Era 21 de março de 1970. O Brasil ainda vivia sob o peso das botas dos generais. Mas dentro do Maracanã, o que estava em jogo era muito mais que uma simples partida de futebol. Era a sentença de morte de um estilo. E o nascer de outro.

Eu estava lá. Não como cronista, mas como um moleque de 12 anos, espremido na geral, sentindo o cheiro de suor e pólvora moral. Meu pai, um jornalista esportivo que cobria a seleção desde 1958, me segredou antes do apito inicial: ‘Se o Brasil perder hoje, Zagallo dança. E com ele, dança o sonho do tri’.
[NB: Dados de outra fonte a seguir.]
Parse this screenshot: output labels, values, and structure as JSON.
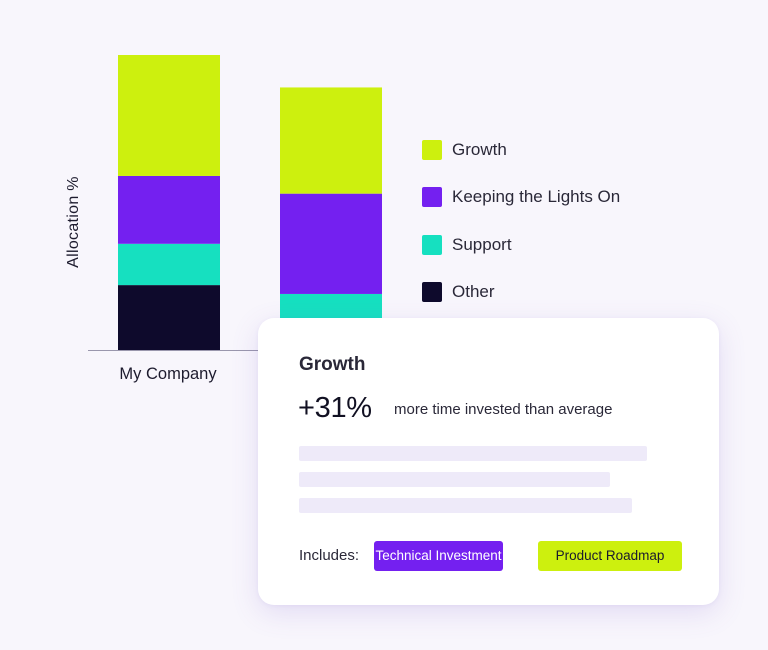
{
  "chart_data": {
    "type": "bar",
    "stacked": true,
    "categories": [
      "My Company",
      ""
    ],
    "tick_labels_visible": [
      "My Company"
    ],
    "series": [
      {
        "name": "Other",
        "color": "#0e0a2c",
        "values": [
          22,
          null
        ]
      },
      {
        "name": "Support",
        "color": "#16e0c0",
        "values": [
          14,
          19
        ]
      },
      {
        "name": "Keeping the Lights On",
        "color": "#7420f0",
        "values": [
          23,
          34
        ]
      },
      {
        "name": "Growth",
        "color": "#cdf00e",
        "values": [
          41,
          36
        ]
      }
    ],
    "ylabel": "Allocation %",
    "ylim": [
      0,
      100
    ],
    "grid": false,
    "legend_position": "right",
    "legend_order": [
      "Growth",
      "Keeping the Lights On",
      "Support",
      "Other"
    ]
  },
  "legend": {
    "items": [
      {
        "label": "Growth",
        "color": "#cdf00e"
      },
      {
        "label": "Keeping the Lights On",
        "color": "#7420f0"
      },
      {
        "label": "Support",
        "color": "#16e0c0"
      },
      {
        "label": "Other",
        "color": "#0e0a2c"
      }
    ]
  },
  "card": {
    "title": "Growth",
    "stat": "+31%",
    "description": "more time invested than average",
    "includes_label": "Includes:",
    "tags": [
      {
        "label": "Technical Investment",
        "color": "#7420f0"
      },
      {
        "label": "Product Roadmap",
        "color": "#cdf00e"
      }
    ]
  }
}
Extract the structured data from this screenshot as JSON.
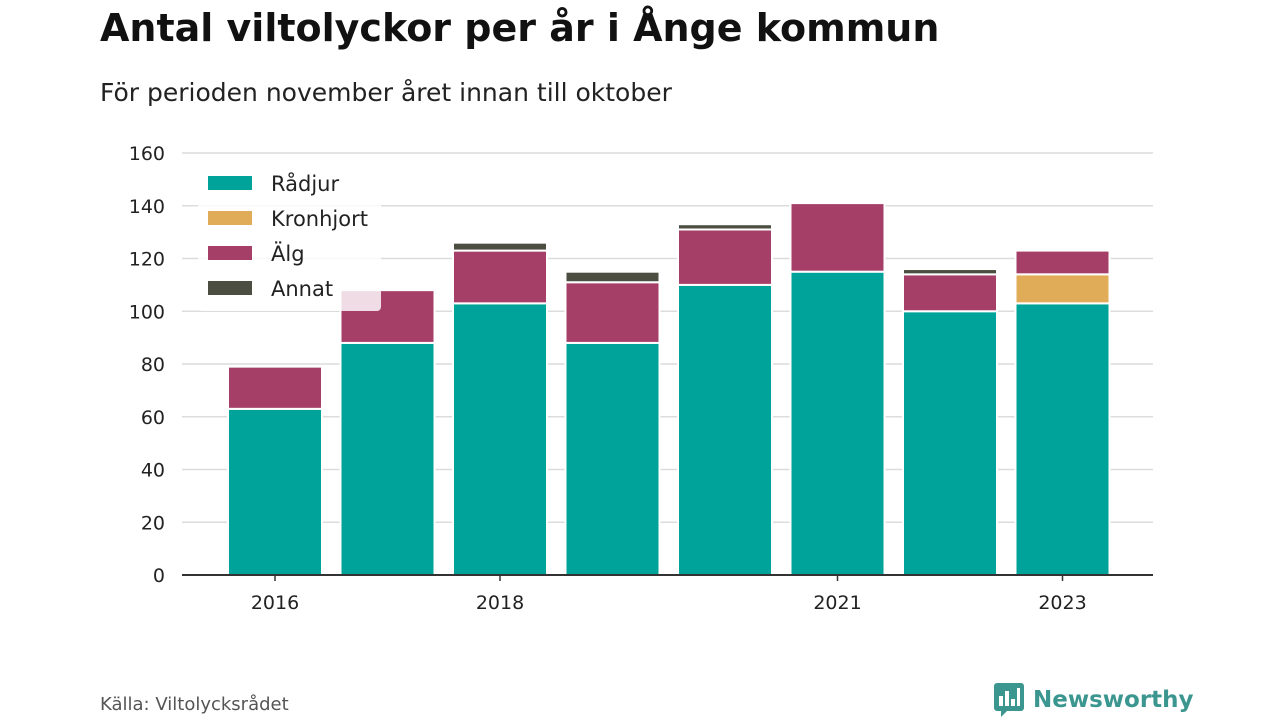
{
  "title": "Antal viltolyckor per år i Ånge kommun",
  "subtitle": "För perioden november året innan till oktober",
  "source": "Källa: Viltolycksrådet",
  "brand": {
    "name": "Newsworthy",
    "icon": "bar-chart-bubble-icon",
    "color": "#3c9690"
  },
  "chart_data": {
    "type": "bar",
    "stacked": true,
    "categories": [
      "2016",
      "2017",
      "2018",
      "2019",
      "2020",
      "2021",
      "2022",
      "2023"
    ],
    "x_tick_labels": [
      "2016",
      "",
      "2018",
      "",
      "",
      "2021",
      "",
      "2023"
    ],
    "series": [
      {
        "name": "Rådjur",
        "color": "#00a399",
        "values": [
          63,
          88,
          103,
          88,
          110,
          115,
          100,
          103
        ]
      },
      {
        "name": "Kronhjort",
        "color": "#e0ac58",
        "values": [
          0,
          0,
          0,
          0,
          0,
          0,
          0,
          11
        ]
      },
      {
        "name": "Älg",
        "color": "#a53f68",
        "values": [
          16,
          20,
          20,
          23,
          21,
          26,
          14,
          9
        ]
      },
      {
        "name": "Annat",
        "color": "#4b4e40",
        "values": [
          0,
          0,
          3,
          4,
          2,
          0,
          2,
          0
        ]
      }
    ],
    "ylim": [
      0,
      160
    ],
    "yticks": [
      0,
      20,
      40,
      60,
      80,
      100,
      120,
      140,
      160
    ],
    "grid": true,
    "legend": "top-left"
  }
}
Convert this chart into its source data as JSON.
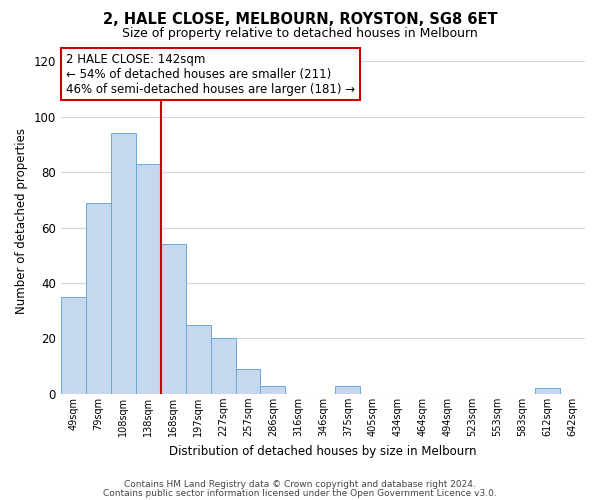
{
  "title": "2, HALE CLOSE, MELBOURN, ROYSTON, SG8 6ET",
  "subtitle": "Size of property relative to detached houses in Melbourn",
  "xlabel": "Distribution of detached houses by size in Melbourn",
  "ylabel": "Number of detached properties",
  "bar_labels": [
    "49sqm",
    "79sqm",
    "108sqm",
    "138sqm",
    "168sqm",
    "197sqm",
    "227sqm",
    "257sqm",
    "286sqm",
    "316sqm",
    "346sqm",
    "375sqm",
    "405sqm",
    "434sqm",
    "464sqm",
    "494sqm",
    "523sqm",
    "553sqm",
    "583sqm",
    "612sqm",
    "642sqm"
  ],
  "bar_values": [
    35,
    69,
    94,
    83,
    54,
    25,
    20,
    9,
    3,
    0,
    0,
    3,
    0,
    0,
    0,
    0,
    0,
    0,
    0,
    2,
    0
  ],
  "bar_color": "#c5d8ef",
  "bar_edge_color": "#6aaad4",
  "highlight_line_index": 3,
  "highlight_line_color": "#cc0000",
  "ylim": [
    0,
    125
  ],
  "yticks": [
    0,
    20,
    40,
    60,
    80,
    100,
    120
  ],
  "annotation_title": "2 HALE CLOSE: 142sqm",
  "annotation_line1": "← 54% of detached houses are smaller (211)",
  "annotation_line2": "46% of semi-detached houses are larger (181) →",
  "annotation_box_color": "#ffffff",
  "annotation_box_edge_color": "#cc0000",
  "footnote1": "Contains HM Land Registry data © Crown copyright and database right 2024.",
  "footnote2": "Contains public sector information licensed under the Open Government Licence v3.0.",
  "background_color": "#ffffff",
  "grid_color": "#d0d8e8"
}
O jogo era contra a Argentina, pelas eliminatórias da Copa do Mundo. Mas fosse contra os argentinos que não fosse, o que realmente entrava em campo era a bipolaridade tática brasileira. De um lado, o ataque espontâneo, a ginga que enlouquecia os europeus. Do outro, a disciplina exigida pelo regime militar, que via no esporte uma vitrine de eficiência e ordem. O Brasil de Zagallo tentava conciliar o inconciliável: a fantasia de Gérson com o pragmatismo de Clodoaldo.

O primeiro tempo foi um parto. A Argentina, sob comando de Juan José Pizzuti, implantou uma marcação nunca antes vista no Brasil: o pressing zonal. Sim, aquilo que hoje é corriqueiro, em 1970 era uma heresia tática. Eles não marcavam homem a homem. Eles fechavam linhas, afogavam Pelé na intermediária. O Corinthians, em 1971, ainda sofreria com isso. Mas ali, no Maracanã, o Brasil sentiu o golpe.
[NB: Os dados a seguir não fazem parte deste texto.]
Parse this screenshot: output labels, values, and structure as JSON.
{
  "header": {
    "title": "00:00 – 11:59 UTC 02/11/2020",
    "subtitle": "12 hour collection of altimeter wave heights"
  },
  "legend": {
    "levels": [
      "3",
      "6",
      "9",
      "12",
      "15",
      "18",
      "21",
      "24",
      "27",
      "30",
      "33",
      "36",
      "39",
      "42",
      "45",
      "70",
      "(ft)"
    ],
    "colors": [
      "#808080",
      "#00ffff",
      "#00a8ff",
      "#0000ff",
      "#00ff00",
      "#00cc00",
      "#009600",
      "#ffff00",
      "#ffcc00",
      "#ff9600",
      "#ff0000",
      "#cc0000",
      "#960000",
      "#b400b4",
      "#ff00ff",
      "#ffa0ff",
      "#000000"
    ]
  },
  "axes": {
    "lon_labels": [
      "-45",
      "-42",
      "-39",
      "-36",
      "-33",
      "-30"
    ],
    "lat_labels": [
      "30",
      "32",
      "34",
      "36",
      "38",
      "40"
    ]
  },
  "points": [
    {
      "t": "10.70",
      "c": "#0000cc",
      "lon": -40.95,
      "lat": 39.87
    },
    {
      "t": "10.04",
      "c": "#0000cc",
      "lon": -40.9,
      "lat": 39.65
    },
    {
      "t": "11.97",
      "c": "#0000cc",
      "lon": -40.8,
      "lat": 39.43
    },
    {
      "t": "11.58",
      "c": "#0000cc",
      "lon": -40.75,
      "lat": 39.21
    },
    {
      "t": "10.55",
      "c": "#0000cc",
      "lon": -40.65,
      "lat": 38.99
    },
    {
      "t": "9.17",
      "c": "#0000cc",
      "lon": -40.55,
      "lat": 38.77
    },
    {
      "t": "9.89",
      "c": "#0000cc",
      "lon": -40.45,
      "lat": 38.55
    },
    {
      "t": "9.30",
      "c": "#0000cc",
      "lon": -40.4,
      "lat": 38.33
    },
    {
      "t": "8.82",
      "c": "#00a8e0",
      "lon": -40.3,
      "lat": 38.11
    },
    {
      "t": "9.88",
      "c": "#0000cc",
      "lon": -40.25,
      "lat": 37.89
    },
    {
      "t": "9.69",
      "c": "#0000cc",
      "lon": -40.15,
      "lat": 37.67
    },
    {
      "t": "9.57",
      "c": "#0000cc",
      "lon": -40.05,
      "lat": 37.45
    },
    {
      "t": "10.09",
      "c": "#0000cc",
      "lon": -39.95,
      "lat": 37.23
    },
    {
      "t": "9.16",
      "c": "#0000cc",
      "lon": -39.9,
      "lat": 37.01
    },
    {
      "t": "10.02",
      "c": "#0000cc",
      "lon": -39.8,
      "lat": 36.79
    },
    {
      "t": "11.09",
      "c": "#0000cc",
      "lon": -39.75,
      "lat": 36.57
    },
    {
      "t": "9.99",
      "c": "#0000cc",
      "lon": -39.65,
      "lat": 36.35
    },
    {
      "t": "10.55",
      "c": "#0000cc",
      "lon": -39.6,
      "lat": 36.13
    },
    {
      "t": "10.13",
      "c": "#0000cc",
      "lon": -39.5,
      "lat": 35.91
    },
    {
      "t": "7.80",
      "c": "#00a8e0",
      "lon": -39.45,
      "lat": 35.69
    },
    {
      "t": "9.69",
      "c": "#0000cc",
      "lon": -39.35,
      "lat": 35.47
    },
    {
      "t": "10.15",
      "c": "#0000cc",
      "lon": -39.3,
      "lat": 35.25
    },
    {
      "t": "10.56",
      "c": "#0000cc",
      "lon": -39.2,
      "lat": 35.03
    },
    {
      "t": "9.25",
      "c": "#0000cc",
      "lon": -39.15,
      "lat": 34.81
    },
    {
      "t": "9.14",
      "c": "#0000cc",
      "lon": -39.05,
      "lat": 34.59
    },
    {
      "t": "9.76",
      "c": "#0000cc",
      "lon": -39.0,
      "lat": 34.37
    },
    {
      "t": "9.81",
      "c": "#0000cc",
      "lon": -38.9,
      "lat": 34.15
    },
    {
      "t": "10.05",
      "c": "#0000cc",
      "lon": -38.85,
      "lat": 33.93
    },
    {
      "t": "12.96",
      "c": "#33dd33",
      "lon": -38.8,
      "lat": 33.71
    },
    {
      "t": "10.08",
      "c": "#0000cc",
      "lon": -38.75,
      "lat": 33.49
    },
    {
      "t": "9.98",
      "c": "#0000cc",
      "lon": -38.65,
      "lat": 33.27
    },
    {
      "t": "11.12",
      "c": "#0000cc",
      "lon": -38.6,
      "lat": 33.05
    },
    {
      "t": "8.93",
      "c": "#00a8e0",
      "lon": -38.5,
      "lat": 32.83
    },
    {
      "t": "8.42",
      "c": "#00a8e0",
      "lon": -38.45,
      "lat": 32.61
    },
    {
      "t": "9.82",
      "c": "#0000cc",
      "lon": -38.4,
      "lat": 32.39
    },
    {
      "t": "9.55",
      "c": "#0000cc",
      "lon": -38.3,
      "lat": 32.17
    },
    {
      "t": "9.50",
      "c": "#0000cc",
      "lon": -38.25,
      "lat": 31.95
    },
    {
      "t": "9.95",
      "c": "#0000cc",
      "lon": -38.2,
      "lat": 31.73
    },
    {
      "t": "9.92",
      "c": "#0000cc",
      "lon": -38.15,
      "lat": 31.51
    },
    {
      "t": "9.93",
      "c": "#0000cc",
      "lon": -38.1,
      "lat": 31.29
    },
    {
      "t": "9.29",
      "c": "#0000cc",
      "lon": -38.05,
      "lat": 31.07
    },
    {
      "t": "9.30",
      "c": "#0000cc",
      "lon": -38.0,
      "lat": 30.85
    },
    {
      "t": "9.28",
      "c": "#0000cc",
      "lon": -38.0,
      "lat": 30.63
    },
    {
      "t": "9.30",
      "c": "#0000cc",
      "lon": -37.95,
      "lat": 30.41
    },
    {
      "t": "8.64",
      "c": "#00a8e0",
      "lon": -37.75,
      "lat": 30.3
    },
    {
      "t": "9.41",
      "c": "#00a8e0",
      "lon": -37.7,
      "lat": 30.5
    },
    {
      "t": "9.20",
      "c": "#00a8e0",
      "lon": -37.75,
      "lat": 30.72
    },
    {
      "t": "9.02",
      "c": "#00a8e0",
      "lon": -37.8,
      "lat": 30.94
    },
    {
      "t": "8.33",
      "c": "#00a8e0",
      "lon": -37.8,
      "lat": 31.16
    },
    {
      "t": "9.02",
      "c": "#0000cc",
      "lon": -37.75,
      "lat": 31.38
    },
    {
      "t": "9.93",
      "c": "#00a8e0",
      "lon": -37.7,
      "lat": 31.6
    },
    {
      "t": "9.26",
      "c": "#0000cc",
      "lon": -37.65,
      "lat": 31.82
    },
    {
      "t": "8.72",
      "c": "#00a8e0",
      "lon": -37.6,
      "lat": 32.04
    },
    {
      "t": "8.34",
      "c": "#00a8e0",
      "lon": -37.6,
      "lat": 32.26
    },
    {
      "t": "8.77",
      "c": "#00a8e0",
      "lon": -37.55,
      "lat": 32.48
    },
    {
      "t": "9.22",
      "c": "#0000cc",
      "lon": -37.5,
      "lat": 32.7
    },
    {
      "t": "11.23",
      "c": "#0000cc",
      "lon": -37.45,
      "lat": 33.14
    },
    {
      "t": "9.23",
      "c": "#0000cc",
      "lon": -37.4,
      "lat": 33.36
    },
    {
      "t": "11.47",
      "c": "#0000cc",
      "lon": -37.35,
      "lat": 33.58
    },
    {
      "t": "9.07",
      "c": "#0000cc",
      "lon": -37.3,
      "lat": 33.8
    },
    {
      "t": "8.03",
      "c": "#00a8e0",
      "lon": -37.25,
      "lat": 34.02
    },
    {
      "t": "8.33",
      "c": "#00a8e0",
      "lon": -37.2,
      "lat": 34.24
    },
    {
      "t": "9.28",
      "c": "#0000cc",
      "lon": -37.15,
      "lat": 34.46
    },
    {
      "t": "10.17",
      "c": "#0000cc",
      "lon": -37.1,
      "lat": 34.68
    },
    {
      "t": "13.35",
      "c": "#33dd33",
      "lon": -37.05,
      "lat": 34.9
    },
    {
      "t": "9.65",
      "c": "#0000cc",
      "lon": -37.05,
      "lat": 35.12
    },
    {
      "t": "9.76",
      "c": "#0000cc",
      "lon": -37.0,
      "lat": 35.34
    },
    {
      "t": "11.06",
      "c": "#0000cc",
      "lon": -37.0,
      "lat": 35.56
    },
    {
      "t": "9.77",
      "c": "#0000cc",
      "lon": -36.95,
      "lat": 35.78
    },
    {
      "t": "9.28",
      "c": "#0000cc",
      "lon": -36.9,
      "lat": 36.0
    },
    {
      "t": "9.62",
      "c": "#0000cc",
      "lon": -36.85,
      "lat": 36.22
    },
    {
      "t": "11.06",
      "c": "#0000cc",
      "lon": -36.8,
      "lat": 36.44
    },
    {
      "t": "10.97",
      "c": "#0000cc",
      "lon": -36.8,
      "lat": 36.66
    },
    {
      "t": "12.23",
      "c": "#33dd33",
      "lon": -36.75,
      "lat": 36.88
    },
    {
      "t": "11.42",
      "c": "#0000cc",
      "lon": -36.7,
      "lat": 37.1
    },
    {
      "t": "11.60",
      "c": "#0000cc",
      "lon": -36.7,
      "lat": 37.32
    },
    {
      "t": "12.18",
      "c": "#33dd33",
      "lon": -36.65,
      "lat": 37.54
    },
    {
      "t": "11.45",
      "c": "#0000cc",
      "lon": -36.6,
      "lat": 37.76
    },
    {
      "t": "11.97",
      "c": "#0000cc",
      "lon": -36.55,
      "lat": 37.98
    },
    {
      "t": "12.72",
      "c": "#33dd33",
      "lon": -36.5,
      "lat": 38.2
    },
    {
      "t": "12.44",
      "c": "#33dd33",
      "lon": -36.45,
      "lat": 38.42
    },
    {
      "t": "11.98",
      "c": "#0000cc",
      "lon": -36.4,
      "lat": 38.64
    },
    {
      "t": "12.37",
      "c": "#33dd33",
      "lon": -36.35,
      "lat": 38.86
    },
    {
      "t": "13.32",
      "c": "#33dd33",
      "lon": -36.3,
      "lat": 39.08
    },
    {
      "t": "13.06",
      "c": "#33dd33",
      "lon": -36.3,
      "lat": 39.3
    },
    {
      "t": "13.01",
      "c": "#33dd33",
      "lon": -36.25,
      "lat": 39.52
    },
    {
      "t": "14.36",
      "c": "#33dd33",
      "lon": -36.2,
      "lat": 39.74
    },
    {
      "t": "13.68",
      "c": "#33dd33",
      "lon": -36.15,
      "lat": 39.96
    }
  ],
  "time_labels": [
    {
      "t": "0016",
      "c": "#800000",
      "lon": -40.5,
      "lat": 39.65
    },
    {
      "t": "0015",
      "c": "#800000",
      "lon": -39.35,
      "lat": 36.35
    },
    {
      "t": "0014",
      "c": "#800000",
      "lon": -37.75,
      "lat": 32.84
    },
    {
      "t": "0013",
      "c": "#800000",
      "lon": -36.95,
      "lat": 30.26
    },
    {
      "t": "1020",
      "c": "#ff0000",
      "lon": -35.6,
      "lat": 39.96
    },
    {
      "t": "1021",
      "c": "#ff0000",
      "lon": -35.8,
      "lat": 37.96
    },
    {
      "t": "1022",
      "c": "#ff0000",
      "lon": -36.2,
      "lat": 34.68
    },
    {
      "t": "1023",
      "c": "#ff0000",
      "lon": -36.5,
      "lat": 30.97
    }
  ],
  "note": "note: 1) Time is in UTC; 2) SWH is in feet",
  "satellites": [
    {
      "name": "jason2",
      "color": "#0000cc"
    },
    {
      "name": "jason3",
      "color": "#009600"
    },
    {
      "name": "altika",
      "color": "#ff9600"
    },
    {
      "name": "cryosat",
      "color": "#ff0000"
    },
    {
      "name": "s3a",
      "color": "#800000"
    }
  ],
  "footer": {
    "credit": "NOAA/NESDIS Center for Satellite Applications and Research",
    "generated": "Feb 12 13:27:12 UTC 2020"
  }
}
Gol da Argentina: aos 27 minutos, um contra-ataque após escanteio brasileiro. O lateral Zigoni cruzou, Brindisi cabeceou livre. Félix, ainda estremecendo, viu a bola entrar. 1 a 0. O Maracanã silenciou. Zagallo, no banco, fumava um cigarro atrás do outro. O técnico já era contestado por escalar um time sem um centroavante clássico – Tostão, recém-operado da vista, atuava como falso 9. A crônica chamava aquilo de ‘loucura’. A ditadura, de ‘falta de objetividade’.

Mas o segundo tempo foi a virada de chave que ninguém esperava. Zagallo, na preleção, gritou uma frase que virou lenda no vestiário: ‘Se eles vão fechar, abram o jogo pelas pontas. E quando abrir, fechem os olhos e joguem como sabem. A porra do drible é nossa, não deles’. Era a autorização tácita para a desobediência. Nas entrelinhas, era um ato de resistência.
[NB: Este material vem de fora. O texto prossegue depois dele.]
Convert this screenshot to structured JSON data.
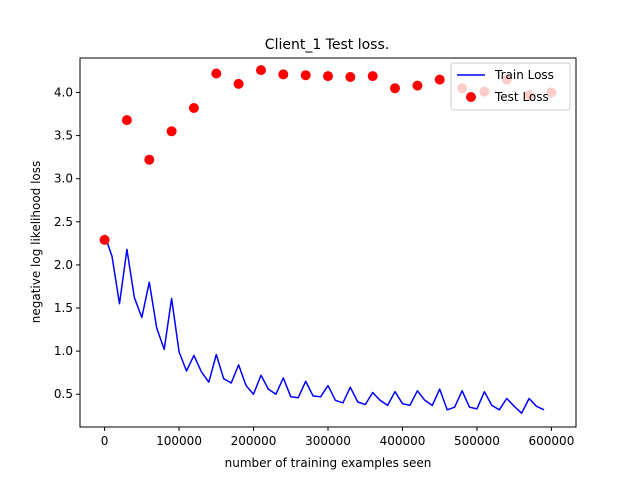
{
  "chart_data": {
    "type": "line",
    "title": "Client_1 Test loss.",
    "xlabel": "number of training examples seen",
    "ylabel": "negative log likelihood loss",
    "xlim": [
      -33000,
      633000
    ],
    "ylim": [
      0.12,
      4.4
    ],
    "x_ticks": [
      0,
      100000,
      200000,
      300000,
      400000,
      500000,
      600000
    ],
    "x_tick_labels": [
      "0",
      "100000",
      "200000",
      "300000",
      "400000",
      "500000",
      "600000"
    ],
    "y_ticks": [
      0.5,
      1.0,
      1.5,
      2.0,
      2.5,
      3.0,
      3.5,
      4.0
    ],
    "y_tick_labels": [
      "0.5",
      "1.0",
      "1.5",
      "2.0",
      "2.5",
      "3.0",
      "3.5",
      "4.0"
    ],
    "grid": false,
    "legend_position": "top-right",
    "series": [
      {
        "name": "Train Loss",
        "type": "line",
        "color": "#0000ff",
        "x": [
          0,
          10000,
          20000,
          30000,
          40000,
          50000,
          60000,
          70000,
          80000,
          90000,
          100000,
          110000,
          120000,
          130000,
          140000,
          150000,
          160000,
          170000,
          180000,
          190000,
          200000,
          210000,
          220000,
          230000,
          240000,
          250000,
          260000,
          270000,
          280000,
          290000,
          300000,
          310000,
          320000,
          330000,
          340000,
          350000,
          360000,
          370000,
          380000,
          390000,
          400000,
          410000,
          420000,
          430000,
          440000,
          450000,
          460000,
          470000,
          480000,
          490000,
          500000,
          510000,
          520000,
          530000,
          540000,
          550000,
          560000,
          570000,
          580000,
          590000
        ],
        "y": [
          2.35,
          2.1,
          1.55,
          2.18,
          1.62,
          1.39,
          1.8,
          1.27,
          1.02,
          1.61,
          0.99,
          0.77,
          0.95,
          0.76,
          0.64,
          0.96,
          0.68,
          0.63,
          0.84,
          0.6,
          0.5,
          0.72,
          0.56,
          0.5,
          0.69,
          0.47,
          0.46,
          0.65,
          0.48,
          0.47,
          0.6,
          0.43,
          0.4,
          0.58,
          0.41,
          0.38,
          0.52,
          0.43,
          0.37,
          0.53,
          0.39,
          0.37,
          0.54,
          0.43,
          0.37,
          0.56,
          0.32,
          0.35,
          0.54,
          0.35,
          0.33,
          0.53,
          0.37,
          0.32,
          0.45,
          0.36,
          0.28,
          0.45,
          0.36,
          0.32
        ]
      },
      {
        "name": "Test Loss",
        "type": "scatter",
        "color": "#ff0000",
        "x": [
          0,
          30000,
          60000,
          90000,
          120000,
          150000,
          180000,
          210000,
          240000,
          270000,
          300000,
          330000,
          360000,
          390000,
          420000,
          450000,
          480000,
          510000,
          540000,
          570000,
          600000
        ],
        "y": [
          2.29,
          3.68,
          3.22,
          3.55,
          3.82,
          4.22,
          4.1,
          4.26,
          4.21,
          4.2,
          4.19,
          4.18,
          4.19,
          4.05,
          4.08,
          4.15,
          4.05,
          4.01,
          4.15,
          3.97,
          4.0
        ]
      }
    ]
  }
}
Jairzinho e Rivelino começaram a trocar de lado em movimentos espirais. O zagueiro argentino Perfumo, conhecido como ‘El Mariscal’, virou um pião. Aos 15 minutos, Pelé, dobrado por dois marcadores, deixou a bola passar e Rivelino, de canhota, soltou um petardo de 30 metros. A bola entrou no ângulo. 1 a 1. Foi o gol que mudou a história tática brasileira. Porque a partir dali, Zagallo entendeu que a rigidez não era o caminho. Que a ordem só funcionaria se alimentada pelo caos criativo.

Aos 37 minutos, a jogada que sintetizou tudo: Clodoaldo, o ‘volante de contenção’, driblou três argentinos no meio-campo antes de tocar para Gérson, que enfiou para Pelé. O Rei, de calcanhar, serviu Jairzinho na ponta. Cruzamento rasteiro e Tostão, de bico, fez o gol da virada. 2 a 1. A geral explodiu. Meu pai, com lágrimas nos olhos, murmurou: ‘O Brasil não vai precisar escolher entre ser eficiente e ser bonito. Zagallo acabou de provar que a beleza é a eficiência suprema’.

Três meses depois, no México, o Brasil apresentou ao mundo o 4-2-3-1 moderno, o toque de bola envolvente e a liberdade tática que culminou no tricampeonato. Mas a semente daquela noite de março foi regada com sangue e ousadia. A Argentina, que entrou como favorita, saiu com a alma moída. E a ditadura, que tentava domesticar o futebol, aprendeu que o drible não se curva a decretos.

Hoje, quando vejo um técnico falar em ‘transição rápida’ ou ‘posicionamento dinâmico’, lembro daquele 21 de março. O dia em que o futebol brasileiro engoliu a ditadura e cuspiu um estilo que ainda hoje nos alimenta. Um jogo que não está nos livros oficiais. Mas que vive no DNA de cada gol de placa, de cada drible que faz o estádio parar. Porque a verdadeira história do esporte não está nos troféus. Está nas noites em que ele decide o que quer ser.